In 1976, part of Kohoutova street was renamed and renumbered, and, between 1977 and 1978, the construction of the atrium houses began, based on a geometric plan. The author of this plan was the architect František Páleník, while the architect responsible for the initial design of the individual buildings was Zdeněk Ješek, head of the project department at the co-operative and owner of one of the atrium houses (Kohoutova 8). However, the marking out of the individual buildings on the geometric plan turned out to be flawed and the plan had to be modified. The houses were gradually built in the period between 1982 and 1983.
It was not possible to divide up the gently sloping land on which the eight family houses stand, in the form of a so-called ‘carpet’ development, evenly. Therefore, the new owners modified the project designs of their individual houses according to the constraints of their land. For example, the design of the smallest house (Kohoutova 16) was modified by the architects who owned it, the Zemáneks.
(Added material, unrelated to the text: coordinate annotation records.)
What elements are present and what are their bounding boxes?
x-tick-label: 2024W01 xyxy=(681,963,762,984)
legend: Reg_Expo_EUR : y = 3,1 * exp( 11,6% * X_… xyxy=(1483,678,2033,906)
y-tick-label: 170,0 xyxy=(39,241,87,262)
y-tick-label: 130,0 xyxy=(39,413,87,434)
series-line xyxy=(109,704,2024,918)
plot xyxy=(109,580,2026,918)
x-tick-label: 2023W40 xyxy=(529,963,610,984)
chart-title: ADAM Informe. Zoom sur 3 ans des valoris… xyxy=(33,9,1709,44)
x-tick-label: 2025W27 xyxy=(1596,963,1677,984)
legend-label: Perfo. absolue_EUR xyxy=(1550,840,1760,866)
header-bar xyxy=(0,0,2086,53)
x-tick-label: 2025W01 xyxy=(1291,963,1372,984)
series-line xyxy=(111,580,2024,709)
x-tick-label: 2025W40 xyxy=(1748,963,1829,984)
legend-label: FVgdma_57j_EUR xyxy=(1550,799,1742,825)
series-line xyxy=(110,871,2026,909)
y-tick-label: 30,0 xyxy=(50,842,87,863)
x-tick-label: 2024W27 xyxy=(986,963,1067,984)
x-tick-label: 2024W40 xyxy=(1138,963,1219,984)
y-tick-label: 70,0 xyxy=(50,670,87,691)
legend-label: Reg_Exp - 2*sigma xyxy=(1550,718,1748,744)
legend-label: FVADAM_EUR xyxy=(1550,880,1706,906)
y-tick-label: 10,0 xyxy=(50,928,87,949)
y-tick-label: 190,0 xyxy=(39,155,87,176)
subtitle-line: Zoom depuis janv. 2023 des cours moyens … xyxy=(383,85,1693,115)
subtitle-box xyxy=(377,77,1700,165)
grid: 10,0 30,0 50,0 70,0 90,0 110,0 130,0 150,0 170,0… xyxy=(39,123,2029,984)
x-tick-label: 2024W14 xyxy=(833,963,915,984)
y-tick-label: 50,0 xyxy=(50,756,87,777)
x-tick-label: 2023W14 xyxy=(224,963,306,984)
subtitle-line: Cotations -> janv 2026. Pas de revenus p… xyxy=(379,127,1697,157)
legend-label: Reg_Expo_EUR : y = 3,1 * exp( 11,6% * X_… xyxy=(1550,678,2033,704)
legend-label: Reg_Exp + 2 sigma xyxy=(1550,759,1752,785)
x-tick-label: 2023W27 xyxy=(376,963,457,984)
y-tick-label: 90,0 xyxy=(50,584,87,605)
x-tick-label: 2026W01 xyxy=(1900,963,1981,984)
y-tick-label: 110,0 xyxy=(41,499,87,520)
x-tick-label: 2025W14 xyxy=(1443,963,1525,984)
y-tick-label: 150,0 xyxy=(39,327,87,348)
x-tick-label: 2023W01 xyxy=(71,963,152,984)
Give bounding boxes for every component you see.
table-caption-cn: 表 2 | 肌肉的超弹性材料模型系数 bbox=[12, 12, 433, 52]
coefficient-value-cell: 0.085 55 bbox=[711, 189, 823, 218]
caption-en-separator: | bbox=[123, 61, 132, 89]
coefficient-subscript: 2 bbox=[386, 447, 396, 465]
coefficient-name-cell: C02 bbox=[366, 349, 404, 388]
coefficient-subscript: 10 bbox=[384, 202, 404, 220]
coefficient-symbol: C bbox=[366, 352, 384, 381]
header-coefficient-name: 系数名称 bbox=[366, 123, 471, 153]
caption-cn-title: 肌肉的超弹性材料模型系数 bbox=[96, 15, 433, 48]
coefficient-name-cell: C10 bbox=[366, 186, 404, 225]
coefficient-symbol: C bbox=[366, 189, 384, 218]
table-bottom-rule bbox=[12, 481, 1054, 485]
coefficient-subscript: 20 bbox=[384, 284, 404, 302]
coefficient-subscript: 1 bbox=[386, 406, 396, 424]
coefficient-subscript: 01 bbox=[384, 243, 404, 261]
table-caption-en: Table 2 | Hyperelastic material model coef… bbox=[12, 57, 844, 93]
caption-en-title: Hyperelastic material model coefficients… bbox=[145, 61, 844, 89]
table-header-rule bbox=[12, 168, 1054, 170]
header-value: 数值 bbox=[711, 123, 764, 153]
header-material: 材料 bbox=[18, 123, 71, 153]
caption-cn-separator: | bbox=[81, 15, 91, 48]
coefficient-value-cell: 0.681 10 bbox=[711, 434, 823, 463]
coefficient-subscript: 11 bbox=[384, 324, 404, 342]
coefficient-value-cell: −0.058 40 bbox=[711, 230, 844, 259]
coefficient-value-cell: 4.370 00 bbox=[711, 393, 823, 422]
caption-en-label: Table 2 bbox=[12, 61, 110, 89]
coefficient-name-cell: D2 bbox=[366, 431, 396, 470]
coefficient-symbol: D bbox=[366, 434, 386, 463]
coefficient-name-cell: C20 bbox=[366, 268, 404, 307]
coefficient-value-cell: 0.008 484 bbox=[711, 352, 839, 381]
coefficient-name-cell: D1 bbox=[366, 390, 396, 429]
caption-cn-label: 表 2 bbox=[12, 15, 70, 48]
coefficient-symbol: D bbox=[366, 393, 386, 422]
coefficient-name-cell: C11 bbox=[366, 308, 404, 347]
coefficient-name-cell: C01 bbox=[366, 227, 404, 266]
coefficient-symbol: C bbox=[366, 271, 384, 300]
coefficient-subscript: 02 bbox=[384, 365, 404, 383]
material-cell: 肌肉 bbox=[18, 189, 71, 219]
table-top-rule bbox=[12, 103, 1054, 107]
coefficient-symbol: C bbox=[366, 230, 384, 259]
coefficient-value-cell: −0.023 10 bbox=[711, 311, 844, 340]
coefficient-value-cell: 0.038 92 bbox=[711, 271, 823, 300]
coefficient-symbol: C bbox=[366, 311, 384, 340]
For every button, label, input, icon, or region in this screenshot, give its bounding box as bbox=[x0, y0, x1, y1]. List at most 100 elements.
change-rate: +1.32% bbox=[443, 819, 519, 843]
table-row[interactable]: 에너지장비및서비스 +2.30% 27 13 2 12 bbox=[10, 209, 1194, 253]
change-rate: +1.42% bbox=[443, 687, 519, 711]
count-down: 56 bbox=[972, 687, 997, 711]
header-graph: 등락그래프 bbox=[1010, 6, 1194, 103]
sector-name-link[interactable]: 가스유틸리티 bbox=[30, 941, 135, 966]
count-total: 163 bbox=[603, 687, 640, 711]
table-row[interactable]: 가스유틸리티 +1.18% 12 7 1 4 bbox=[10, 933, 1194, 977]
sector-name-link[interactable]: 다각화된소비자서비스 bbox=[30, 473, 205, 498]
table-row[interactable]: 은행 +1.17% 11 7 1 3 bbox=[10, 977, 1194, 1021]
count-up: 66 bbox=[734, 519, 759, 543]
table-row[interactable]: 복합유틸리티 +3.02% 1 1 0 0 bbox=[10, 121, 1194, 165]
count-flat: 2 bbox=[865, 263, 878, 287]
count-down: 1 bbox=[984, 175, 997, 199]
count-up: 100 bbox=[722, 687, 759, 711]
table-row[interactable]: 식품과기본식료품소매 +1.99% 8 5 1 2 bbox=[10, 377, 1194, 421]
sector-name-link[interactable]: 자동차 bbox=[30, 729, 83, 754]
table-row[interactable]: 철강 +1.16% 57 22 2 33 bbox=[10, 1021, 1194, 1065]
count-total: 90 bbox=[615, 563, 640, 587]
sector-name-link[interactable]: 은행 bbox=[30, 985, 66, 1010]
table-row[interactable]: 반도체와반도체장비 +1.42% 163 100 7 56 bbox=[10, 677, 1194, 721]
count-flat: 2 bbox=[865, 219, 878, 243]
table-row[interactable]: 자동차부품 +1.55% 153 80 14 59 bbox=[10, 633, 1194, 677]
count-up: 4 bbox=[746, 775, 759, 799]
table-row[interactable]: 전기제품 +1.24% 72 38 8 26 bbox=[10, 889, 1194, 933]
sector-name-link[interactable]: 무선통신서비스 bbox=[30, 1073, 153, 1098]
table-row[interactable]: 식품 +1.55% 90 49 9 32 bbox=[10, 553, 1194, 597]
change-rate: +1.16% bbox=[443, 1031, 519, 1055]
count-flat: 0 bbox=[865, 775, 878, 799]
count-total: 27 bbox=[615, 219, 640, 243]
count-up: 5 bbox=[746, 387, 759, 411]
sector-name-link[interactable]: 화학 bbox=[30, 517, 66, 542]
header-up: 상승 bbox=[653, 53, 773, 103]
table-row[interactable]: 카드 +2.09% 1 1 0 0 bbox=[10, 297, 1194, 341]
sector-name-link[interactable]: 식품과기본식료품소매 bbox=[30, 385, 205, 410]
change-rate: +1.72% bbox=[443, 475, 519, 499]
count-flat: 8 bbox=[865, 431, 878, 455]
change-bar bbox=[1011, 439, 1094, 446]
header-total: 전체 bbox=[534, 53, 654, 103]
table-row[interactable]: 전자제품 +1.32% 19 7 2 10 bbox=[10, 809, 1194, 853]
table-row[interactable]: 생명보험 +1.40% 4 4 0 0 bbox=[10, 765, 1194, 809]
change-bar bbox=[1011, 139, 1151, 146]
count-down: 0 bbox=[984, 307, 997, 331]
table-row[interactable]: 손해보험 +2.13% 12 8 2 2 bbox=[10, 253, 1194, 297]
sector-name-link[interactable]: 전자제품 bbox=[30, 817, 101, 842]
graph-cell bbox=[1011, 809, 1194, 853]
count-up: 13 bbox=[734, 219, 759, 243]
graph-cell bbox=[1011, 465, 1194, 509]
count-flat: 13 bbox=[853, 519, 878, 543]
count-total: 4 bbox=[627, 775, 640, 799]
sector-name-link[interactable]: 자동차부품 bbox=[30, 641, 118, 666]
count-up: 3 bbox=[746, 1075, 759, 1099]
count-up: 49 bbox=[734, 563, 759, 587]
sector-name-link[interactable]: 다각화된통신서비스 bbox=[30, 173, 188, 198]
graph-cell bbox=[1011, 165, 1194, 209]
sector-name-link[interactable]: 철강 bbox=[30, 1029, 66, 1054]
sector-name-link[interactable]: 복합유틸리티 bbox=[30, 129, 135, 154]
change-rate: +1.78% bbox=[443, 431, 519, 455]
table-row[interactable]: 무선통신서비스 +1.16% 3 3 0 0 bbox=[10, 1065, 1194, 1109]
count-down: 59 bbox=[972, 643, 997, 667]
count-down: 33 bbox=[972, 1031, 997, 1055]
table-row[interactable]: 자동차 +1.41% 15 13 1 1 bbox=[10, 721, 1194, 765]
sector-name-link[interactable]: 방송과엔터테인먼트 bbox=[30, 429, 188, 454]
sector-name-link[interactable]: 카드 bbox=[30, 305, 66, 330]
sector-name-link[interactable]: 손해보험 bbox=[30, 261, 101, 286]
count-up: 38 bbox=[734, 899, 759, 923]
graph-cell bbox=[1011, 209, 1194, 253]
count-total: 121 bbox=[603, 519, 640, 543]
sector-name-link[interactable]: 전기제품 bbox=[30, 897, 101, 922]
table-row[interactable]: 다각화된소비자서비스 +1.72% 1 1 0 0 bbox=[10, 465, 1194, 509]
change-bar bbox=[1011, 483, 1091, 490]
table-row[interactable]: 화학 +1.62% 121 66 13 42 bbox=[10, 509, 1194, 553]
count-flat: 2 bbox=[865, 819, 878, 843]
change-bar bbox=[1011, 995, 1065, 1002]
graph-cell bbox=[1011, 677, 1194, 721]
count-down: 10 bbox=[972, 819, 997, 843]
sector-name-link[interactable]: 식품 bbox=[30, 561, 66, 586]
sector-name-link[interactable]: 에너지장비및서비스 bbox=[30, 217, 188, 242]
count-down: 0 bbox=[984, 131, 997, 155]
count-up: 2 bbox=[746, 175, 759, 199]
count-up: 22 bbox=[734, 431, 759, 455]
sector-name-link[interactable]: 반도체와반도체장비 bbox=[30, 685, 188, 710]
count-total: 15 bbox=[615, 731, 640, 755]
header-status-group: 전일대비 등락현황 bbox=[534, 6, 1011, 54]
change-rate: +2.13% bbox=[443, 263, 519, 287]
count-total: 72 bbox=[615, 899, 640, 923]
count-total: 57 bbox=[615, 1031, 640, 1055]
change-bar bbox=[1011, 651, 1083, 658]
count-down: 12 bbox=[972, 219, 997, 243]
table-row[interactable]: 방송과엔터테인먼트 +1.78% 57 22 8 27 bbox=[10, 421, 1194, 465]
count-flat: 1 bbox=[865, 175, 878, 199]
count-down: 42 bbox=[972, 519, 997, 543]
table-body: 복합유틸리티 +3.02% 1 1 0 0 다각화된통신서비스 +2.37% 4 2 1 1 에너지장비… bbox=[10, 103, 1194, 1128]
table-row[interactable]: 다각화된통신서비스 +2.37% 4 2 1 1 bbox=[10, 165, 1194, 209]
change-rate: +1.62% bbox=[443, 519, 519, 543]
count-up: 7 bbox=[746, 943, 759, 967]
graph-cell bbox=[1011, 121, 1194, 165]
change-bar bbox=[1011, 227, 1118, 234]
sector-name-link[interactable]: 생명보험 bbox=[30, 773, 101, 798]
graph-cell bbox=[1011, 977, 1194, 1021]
The houses differ not only in the size of built-up area, which needed to be under 150 square metres , a requirement for a low-interest housing loan at that time, but also in the size of the atriums, which substituted for a typical garden. Apart from the northernmost situated house (Klidná 6), which is U-shaped, all the houses have an L-shaped ground plan. Nevertheless, the proportions of the individual wings of the buildings are different, and therefore this is not a standard type of housing development characteristic for that period, such as, for example, the one on nearby Slezaková street.
The fact of the individual atrium houses being so close to each other gave rise to a variety of corners full of greenery and primarily to individual inner courtyards accessible directly from the buildings. These small, four-sided residential gardens are a pleasantly invigorating feature of this densely built-up residential area. The corner houses (Kohoutova 8 and 16) are the exception, as their atriums are open to the street on their southern and south-eastern sides. In addition to their atriums, all the houses have in common an open-plan living space and a garage, which is incorporated into the ground plan differently for the individual houses, due to the influence of the sloping terrain of each plot. For this reason, the two houses on the eastern side of Kohoutova street (10 and 12) are two-floor buildings with garages situated on the ground floor.
Today, the results of more recent renovations can be seen on some of the atrium houses, such as Kohoutova 12 and Klidná 2, in which the windows have been replaced and the facade insulated and painted a different colour. The appearance of the remaining houses, with their sober contrasting facades formed by hard white plaster, the dark wooden oak cladding of parapets, dark brown windows and door frames and ceramic brick skirting, is original and is a unifying architectural element for this block of atrium houses.